You might have noticed the front-page story last week about Mayo getting into the drug business. The clinic is partnering with two other firms to form a drug development company called Vitesse Biologics, a company created to develop protein-based therapies for cancer, immunology and blood diseases.
As part of the deal, Mayo will share product status emails with a venture capital-owned drug development firm in South San Francisco — a partner literally named Velocity Pharmaceutical Development, whose motto is "We Build Drugs, Not Companies" — and the blood products giant Baxter.
At the bottom of the news release, Baxter listed a special phone number for investors wanting to know more. Something told me I would get the clearest picture of the deal by calling that line, though as a working journalist, my only investments are in violin lessons for my daughter.
There weren’t many news stories last week that tried to explain what this deal is about, which means the story was either a) just another day in the biotech era, or b) encased in coded language that only the dealmakers seem to under- stand.
Mayo has licensed hundreds of scientific discoveries to the private sector and Mayo Medical Ventures has even played banker to small companies who build out its research. Mayo’s science and lab work has long since become commercialized, in other words. But this deal seemed to take Mayo a step closer to being a cog in a billion-dollar industry, betting on a promising but extraordinarily expensive new class of drugs. As Mayo hematologist S. Vincent Rajkumar recently wrote in a Mayo Clinic Proceedings article titled, "Why Are Cancer Drugs So Expensive in the United States, and What Are the Solutions," the problem rests in part on "the demands for high profits" in a for-profit health care system.
So whether it’s commonplace or not, this is a deal that ties together a pair of for-profit entities and a prestigious medical center trying to offer something to its patients. To those of us in the cheap seats, it’s hard not to imagine this as a bit of a Felix Unger and Oscar Madison apartment. (For those too young to know, that’s an "Odd Couple" reference).
Observers say the deal is a victory for efficiency. Mayo contributes its access to specialty cancer patients and gains access to promising drugs for those patients.
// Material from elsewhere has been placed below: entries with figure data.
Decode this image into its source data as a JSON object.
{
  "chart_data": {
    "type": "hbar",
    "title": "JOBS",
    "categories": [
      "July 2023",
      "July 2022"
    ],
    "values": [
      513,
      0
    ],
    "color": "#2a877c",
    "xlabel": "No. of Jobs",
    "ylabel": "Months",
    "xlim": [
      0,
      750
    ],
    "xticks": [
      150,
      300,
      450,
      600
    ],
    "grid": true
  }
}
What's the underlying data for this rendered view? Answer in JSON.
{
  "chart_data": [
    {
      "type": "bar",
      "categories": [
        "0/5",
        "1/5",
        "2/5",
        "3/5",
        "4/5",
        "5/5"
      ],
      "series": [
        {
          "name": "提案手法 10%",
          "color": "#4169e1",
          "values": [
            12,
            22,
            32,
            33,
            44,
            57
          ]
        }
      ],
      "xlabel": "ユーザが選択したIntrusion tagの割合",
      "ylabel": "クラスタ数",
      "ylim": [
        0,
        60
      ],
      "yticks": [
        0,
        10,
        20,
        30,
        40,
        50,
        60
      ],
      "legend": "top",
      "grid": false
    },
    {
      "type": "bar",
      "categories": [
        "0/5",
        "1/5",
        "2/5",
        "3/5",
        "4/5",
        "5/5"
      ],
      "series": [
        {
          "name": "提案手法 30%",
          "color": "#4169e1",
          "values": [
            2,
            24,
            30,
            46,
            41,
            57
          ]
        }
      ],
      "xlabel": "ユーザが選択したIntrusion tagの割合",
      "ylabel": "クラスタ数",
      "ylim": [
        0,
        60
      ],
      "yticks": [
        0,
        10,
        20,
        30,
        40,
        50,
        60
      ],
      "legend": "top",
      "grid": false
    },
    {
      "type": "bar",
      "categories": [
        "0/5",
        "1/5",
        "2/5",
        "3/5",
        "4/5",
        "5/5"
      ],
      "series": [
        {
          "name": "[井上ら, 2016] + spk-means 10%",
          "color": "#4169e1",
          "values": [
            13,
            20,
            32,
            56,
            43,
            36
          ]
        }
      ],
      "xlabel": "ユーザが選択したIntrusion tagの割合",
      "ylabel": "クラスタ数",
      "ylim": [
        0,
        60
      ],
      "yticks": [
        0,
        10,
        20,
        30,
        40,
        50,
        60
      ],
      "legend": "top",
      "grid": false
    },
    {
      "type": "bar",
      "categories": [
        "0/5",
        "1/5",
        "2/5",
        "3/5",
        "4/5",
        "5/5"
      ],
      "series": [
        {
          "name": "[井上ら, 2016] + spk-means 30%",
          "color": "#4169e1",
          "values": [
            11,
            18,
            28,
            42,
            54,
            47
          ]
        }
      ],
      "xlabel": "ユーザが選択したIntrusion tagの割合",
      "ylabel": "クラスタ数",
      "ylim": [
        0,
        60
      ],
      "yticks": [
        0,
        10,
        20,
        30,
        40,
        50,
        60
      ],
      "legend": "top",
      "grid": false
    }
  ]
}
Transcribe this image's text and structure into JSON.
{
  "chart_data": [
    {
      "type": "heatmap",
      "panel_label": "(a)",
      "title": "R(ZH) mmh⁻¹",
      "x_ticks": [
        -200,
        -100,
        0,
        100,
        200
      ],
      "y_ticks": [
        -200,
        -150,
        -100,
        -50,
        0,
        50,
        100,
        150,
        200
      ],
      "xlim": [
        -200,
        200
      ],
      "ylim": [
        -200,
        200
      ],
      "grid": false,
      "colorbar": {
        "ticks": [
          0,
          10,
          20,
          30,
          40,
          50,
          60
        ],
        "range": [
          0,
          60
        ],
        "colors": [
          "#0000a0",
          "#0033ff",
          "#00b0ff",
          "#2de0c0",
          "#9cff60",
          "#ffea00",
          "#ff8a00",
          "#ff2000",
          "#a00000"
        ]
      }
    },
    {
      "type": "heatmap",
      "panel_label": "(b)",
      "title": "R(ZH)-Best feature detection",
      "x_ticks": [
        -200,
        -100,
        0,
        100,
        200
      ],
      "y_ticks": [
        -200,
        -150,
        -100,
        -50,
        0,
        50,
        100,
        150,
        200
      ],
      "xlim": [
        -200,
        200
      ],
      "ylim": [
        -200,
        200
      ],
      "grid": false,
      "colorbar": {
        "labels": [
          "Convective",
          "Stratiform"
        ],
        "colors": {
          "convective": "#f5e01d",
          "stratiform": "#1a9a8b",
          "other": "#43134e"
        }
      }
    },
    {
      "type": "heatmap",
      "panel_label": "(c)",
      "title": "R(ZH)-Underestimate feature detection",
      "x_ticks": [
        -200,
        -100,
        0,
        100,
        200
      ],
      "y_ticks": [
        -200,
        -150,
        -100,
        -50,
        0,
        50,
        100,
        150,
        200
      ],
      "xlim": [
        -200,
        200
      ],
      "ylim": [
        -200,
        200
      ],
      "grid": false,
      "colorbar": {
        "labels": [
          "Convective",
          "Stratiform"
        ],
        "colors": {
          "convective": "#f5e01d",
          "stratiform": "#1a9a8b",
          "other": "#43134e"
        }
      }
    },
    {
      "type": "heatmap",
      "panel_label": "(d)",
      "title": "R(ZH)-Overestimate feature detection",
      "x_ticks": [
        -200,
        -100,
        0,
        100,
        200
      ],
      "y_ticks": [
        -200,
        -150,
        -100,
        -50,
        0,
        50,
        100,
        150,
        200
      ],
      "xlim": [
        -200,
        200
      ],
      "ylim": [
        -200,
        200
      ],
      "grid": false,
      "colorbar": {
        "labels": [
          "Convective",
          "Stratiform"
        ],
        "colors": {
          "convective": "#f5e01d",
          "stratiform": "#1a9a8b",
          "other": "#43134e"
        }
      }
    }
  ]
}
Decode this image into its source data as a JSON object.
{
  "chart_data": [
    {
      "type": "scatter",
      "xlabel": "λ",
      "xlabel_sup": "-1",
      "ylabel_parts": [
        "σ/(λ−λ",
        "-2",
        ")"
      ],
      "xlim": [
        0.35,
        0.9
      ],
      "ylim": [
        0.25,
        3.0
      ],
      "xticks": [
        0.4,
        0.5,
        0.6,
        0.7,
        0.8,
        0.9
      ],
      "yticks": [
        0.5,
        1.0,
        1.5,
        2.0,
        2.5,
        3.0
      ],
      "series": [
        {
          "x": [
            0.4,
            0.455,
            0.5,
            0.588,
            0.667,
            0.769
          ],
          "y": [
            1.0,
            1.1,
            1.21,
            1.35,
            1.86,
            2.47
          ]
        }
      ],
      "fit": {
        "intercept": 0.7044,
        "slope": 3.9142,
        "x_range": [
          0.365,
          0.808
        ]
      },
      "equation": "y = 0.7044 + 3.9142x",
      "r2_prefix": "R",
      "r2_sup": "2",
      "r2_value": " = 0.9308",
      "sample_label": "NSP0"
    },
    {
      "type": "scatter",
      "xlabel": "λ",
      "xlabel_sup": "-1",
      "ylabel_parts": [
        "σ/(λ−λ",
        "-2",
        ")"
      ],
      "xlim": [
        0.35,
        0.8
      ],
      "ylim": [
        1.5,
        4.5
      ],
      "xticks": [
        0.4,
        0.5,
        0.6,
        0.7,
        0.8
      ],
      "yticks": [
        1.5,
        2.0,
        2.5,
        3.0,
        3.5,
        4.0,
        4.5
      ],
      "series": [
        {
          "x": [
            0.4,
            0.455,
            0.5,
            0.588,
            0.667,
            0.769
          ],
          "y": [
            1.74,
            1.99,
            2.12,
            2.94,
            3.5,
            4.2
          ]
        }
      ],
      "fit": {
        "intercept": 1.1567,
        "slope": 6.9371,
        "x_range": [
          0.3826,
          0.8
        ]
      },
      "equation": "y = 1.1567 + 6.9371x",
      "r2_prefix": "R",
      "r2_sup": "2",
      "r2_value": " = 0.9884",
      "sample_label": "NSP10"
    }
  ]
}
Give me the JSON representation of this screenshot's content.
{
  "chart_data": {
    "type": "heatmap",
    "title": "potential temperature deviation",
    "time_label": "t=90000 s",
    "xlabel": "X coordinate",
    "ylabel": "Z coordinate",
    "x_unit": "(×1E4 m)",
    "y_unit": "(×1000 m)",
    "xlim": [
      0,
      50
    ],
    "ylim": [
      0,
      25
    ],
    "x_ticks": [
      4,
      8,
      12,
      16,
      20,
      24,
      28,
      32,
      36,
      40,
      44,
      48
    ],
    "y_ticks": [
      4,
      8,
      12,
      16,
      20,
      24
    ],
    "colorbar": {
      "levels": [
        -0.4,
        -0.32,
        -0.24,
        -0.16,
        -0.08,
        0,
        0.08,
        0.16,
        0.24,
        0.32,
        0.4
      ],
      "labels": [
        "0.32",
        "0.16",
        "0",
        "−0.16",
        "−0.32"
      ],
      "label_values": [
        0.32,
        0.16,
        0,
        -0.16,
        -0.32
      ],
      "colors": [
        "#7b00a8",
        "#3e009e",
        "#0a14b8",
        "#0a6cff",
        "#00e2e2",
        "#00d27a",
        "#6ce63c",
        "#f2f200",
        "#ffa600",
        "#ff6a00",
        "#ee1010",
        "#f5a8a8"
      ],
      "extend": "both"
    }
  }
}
Velocity surveys the drug landscape to make sure research time is well spent, and keeps the trials on schedule. Baxter provides the raw materials of the test drugs themselves. Everybody ends up with royalties if the product takes off.
Let’s hope it works, because unfortunately, most drug trials fail, and the failure rate is climbing the further we get from the day when Americans paid for research through government, and doctors scorned the idea of patents for medicine. The number of new drug approvals per billion dollars spent trying has been halved nearly every decade since the 1950s, according to a 2012 paper in the journal Nature Reviews. I asked the co-author of that paper, a drug R&D analyst at Oxford named Jack Scannell, how we get out of the current bind, one where drug discovery means investors and stock trading and now Mayo scientists, with the drugs that emerge from this system potentially lifesaving but costing too much for patients or the health care system to absorb.
"I think there is something of a golden age in oncology R&D at the moment," Scannell said. "For tomorrow’s drugs," however, "it is a bit like the lottery model. Firms invest in R&D projects knowing they will probably lose, because most projects fail, but hoping that they win big." Scannell says the high price of new specialty therapies is the carrot that keeps money flowing into the system.
It wasn’t always this expensive to test new drugs, when our pills were the product of academic scientists who did not partner with venture capital firms. Thanks to the cash-infused drug marketplace that now counts Mayo among its partners, simply manufacturing the antibodies of the sort to be tested in the Vitesse deal are said to cost as much as $10 million per trial.
Should engineered antibodies for a few hundred patients really cost $10 million? Is someone right now sailing an 80-foot yacht in the Mediterranean called Engineered Antibody?
As reputable as they may be, nothing about Mayo’s new private sector partners make that seem out of the ordinary.